これもこれ以上サブウインドウは開かない。一つ戻ってグリード士爵家次男の項目を開いてみると、さっきと一緒だった。これはある意味仕方ないと思う。
次は3行目だな。
【状態;現在の肉体や精神の状態:良好;問題なし】
と出た。言葉の意味を聞きたいんじゃないんだが。
サブウインドウは開かない。
ええい、次だ。
【年齢;誕生してからの満年齢:小数点以下切り捨て表記】
ふざけんな、畜生。知ってるよ。1.04歳とか出ても面倒くさいわ。
まぁいい。鑑定のスキルは闇の中でも鑑定対象の輝度が上がる以上に使えることがわかった。うーん、そうなると鑑定の使用回数を限界まで使用しないでどうなるかなんて実験は後回しだな。できるだけ早く鑑定のレベルを上げた方が良さそうだ。あと20日でレベルも9にまで上がるはずだし、実験はその後レベル10になってからでも遅くはないだろう。レベル10まではプラス10日くらいで行けるだろ。要するにあと1ヶ月実験を先延ばしにすればいいだけだ。

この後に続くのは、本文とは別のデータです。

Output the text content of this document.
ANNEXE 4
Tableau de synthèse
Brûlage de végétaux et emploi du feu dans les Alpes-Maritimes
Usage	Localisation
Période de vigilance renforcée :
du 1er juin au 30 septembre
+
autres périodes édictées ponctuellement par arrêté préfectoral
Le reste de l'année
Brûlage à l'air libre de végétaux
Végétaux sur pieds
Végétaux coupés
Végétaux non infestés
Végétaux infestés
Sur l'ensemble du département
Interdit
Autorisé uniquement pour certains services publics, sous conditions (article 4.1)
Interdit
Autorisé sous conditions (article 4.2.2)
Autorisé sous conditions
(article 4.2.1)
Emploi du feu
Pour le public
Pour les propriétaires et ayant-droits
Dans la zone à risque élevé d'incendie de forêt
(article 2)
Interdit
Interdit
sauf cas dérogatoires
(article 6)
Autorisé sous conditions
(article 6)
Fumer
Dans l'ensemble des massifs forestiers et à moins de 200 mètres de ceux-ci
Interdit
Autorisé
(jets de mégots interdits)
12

となると、さっさと残り回数を使い切って寝てしまおう。
・・・・・・・・・
その2日後の夜、鑑定の固有技能はレベルアップし5になった。
当然表示される内容も増えた。笑うしかないが、HPとMPだった。
【アレイン・グリード/5/3/7429 】
【男性/14/2/7428・普人族・グリード士爵家次男】
【状態:良好】
【年齢:1歳】
【レベル:1】
【HP:6(6) MP:9(18)】
やっぱり中学生の頃にやったことのあるド○クエのようなロールプレイングゲームみたいだ。ウルテ○マでもいいけど、ウ○ティマは当時のパソコンでやった1作目しか知らないんだよな。ドラ○エも1しかやったことないし。まいったなぁ、俺あんまりゲームってやらなかったんだよな。こうなるって判ってりゃもう少しゲームしてたのに。
ちなみに今は5行目のレベルもサブウインドウが開く。
【レベル;生物的な力量を数値化したもの。経験を積むことで上昇する】
どうやらひとつ前の鑑定レベルまではサブウインドウで詳細を見れるようだ。
経験を積めばレベルアップか。ますますゲームのようだ。その経験の積み方が解らんが。魔物を殺せばいいのか? しかし、ゴブリンを殺したファーンのレベルは1で上がっていなかった。ゴブリン1匹じゃ大したことないということか?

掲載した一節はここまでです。